Kamu güvenliği filan. Biz bir Norveç değiliz ki. Öyleyse senin hapiste tutulman lazım. Seni seviyordum Necmiye. Artık sevmeyeceğim; bütün kabahat benim. Kan, gözyaşı siyasetine, şehit edebiyatına yabancısın ne yazık ki. Barış masasını devirmen, halkı kışkırtarak iç savaşı tetiklemen gerekiyordu. Şehirlerde taş üstünde taş bırakmayacaktın. Derin dondurucular…
12 Eylül askerî darbe döneminde de hedefteydin, şimdiki sivil dinci çete savaşları döneminde de mağdursun. Darbesiz bir günün geçmedi. Ve Necmiye Alpay vatan hainliğine devam ediyor hâlâ.
Hâlbuki devletin bir ülkesi, bir de milleti olur. Bölücüleri, hainleri de hiç eksik olmaz. Bunlar birlik ve beraberlik içinde bölünmez bir bütündür. O ise sana düşman, bana düşman, düşünen insana düşman. Bunu beyefendiye arz edemem ama bana her şey Nazizmi hatırlatıyor.

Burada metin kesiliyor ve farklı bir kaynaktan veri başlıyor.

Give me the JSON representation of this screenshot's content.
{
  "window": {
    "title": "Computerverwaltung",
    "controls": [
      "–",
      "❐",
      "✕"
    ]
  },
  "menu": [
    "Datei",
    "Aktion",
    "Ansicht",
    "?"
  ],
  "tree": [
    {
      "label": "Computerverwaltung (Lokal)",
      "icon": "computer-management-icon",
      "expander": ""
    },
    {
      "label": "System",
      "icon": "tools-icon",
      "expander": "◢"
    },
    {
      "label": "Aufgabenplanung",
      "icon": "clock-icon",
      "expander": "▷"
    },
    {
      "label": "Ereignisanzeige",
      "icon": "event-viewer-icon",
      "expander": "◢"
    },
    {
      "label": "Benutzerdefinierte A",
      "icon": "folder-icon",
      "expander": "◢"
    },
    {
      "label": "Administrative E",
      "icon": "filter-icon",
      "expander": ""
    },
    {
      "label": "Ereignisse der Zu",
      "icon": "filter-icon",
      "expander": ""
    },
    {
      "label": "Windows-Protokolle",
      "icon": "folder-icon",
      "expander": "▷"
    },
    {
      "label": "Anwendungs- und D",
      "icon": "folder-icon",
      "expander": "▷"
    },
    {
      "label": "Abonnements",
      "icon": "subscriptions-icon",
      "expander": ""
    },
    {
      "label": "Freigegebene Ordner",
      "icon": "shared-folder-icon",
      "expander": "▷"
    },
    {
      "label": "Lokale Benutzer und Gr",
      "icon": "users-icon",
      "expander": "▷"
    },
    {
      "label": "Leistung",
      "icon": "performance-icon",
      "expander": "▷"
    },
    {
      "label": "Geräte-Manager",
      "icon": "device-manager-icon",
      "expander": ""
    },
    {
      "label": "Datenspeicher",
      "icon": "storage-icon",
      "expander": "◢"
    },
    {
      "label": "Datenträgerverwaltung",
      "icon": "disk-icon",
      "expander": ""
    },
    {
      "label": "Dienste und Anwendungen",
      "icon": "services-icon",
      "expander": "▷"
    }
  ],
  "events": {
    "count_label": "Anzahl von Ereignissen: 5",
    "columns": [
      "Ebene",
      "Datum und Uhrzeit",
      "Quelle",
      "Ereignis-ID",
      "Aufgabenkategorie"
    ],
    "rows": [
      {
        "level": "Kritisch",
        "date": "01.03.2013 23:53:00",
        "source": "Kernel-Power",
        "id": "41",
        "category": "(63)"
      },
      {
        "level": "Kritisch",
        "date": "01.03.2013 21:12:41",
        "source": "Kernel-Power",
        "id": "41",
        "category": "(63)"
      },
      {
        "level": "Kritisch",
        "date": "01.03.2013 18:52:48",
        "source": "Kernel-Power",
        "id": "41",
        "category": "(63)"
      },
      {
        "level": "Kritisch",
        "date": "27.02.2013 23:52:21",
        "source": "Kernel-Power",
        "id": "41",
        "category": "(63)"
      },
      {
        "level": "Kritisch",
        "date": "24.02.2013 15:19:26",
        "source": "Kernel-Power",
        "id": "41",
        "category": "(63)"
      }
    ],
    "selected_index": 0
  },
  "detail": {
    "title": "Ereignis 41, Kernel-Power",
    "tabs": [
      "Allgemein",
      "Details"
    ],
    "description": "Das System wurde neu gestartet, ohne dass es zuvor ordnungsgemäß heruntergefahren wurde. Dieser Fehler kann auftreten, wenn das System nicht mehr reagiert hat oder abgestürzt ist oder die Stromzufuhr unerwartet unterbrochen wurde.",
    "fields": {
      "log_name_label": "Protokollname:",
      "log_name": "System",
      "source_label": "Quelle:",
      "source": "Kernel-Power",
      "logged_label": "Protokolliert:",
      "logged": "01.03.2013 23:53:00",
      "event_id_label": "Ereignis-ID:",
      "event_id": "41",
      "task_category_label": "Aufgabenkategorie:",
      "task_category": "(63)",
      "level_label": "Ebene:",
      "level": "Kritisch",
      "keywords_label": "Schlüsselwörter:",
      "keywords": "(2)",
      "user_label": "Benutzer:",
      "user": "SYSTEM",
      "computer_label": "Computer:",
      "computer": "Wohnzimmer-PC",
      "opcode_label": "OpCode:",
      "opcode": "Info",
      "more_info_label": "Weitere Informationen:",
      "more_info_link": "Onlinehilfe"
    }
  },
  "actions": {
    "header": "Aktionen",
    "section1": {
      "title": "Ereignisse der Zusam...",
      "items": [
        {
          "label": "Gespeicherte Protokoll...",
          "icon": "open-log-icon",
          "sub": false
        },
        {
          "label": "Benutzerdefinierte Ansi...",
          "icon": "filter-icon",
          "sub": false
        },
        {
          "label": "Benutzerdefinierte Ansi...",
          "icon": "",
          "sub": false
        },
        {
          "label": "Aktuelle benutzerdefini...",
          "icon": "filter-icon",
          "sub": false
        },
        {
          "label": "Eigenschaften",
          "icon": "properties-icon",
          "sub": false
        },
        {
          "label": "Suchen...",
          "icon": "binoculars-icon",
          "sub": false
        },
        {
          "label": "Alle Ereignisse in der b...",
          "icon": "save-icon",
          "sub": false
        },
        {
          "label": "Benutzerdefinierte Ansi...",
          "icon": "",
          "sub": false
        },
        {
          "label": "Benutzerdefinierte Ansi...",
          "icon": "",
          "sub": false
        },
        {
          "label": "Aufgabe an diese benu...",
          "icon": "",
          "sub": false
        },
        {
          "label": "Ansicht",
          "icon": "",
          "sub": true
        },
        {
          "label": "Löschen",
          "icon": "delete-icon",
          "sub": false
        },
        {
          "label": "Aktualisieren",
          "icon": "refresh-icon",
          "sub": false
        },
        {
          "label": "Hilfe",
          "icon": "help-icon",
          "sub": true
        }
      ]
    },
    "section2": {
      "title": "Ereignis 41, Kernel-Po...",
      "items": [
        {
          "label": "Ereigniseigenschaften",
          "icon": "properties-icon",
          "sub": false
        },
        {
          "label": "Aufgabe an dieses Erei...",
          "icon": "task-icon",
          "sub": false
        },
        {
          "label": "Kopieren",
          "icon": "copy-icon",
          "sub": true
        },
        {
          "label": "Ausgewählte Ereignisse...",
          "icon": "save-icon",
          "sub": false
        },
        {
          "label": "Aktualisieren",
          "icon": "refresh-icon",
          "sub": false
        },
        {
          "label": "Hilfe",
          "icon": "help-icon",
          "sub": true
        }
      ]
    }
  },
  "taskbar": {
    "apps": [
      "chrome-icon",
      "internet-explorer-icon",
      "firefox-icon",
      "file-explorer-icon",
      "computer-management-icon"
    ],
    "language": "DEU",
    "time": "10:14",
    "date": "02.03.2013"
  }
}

Anayasayı tanımamak her kabile reisinin hakkı, kabul, ama senin kusurun kokteyl terörist olamamak. Fetö itirafçısı olsaydın, “kandırıldım” filan deseydin şu an özgürdün. Sen ise barış istedin. İşte bu hiç olmaz.
Hakan arkadaşı da pazartesi ve cuma günleri Bakırköy Kadın Cezaevi önündeki özgürlük nöbetlerinde görüyorum. Geçen gün bu nöbetlerin 26'ncısını idrak ettik.
Sen içeride olduğun için farkında değilsindir: Hiçbir dönemde bu kadar özgür, huzurlu, rahat bir diktatörlük yaşamamıştık. Devlette Fetöcü olmayan subay, hukukçu bırakmamışlar. Sonra da seni, Aslı’yı ve binlerce kişiyi ya içeri atıyorlar ya da işten. OHA rejimi.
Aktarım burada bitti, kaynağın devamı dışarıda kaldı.